Relatando seu trabalho nas Continuações da Academia das Ciências Nacional, uma equipe dos investigador conduzidos por Kohei Miyazono, M.D., e Kazunori Kataoka, Ph.D., ambos na Universidade do Tóquio, descreveram suas experiências usando um inibidor do factor de crescimento de transformação beta (TGF-beta) para impulsionar a actividade antitumorosa de nanoparticles decontenção. os TGF-beta inibidores mostraram a promessa em parar o crescimento e a metástase do tumor, mas algumas experiências sugerem que estes inibidores possam provocar os efeitos secundários sérios, incluindo a revelação dos tumores novos não relacionados ao cancro original.

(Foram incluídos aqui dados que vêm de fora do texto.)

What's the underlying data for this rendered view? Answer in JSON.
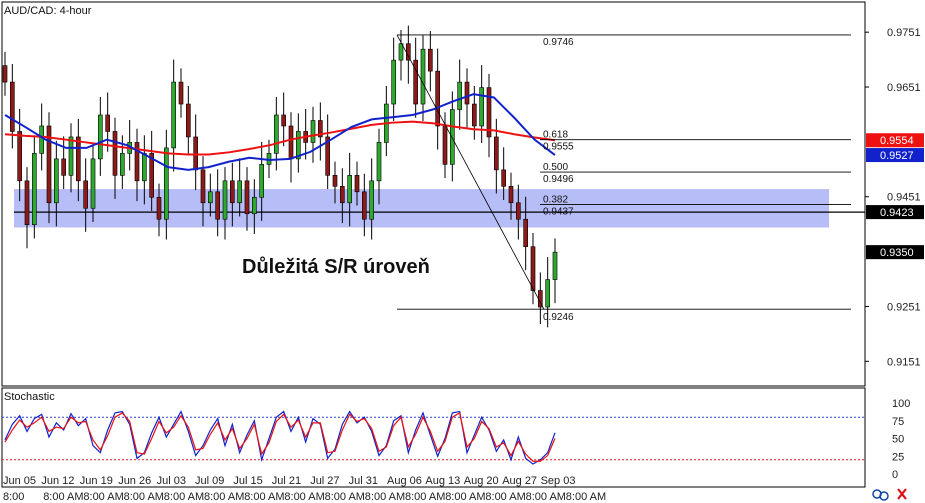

Os investigador raciocinaram que as doses secundário-terapêuticas de um TGF-beta inibidor de curto espaço de tempo puderam interagir com os vasos sanguíneos que cercam tumores em uma maneira que pudesse sensibilizar os tumores a um segundo agente terapêutico, neste caso nanoparticles carregados com o doxorubicin anticanceroso da droga. Certamente, as experiências mostraram que as doses muito baixas de um TGF-beta inibidor de curto espaço de tempo não tiveram nenhum efeito mensurável na bioquímica do tumor, mas abaixaram o número de pilhas conhecidas como os pericytes que revestem normalmente o interior de vasos sanguíneos recentemente crescentes. Com menos pericytes actuais, os vasos sanguíneos que cercam tumores tornam-se mesmo mais gotejantes do que o normal, permitindo que os nanoparticles doxorubicin-carregados escapem destas embarcações e acumulem em níveis elevados dentro dos tumores.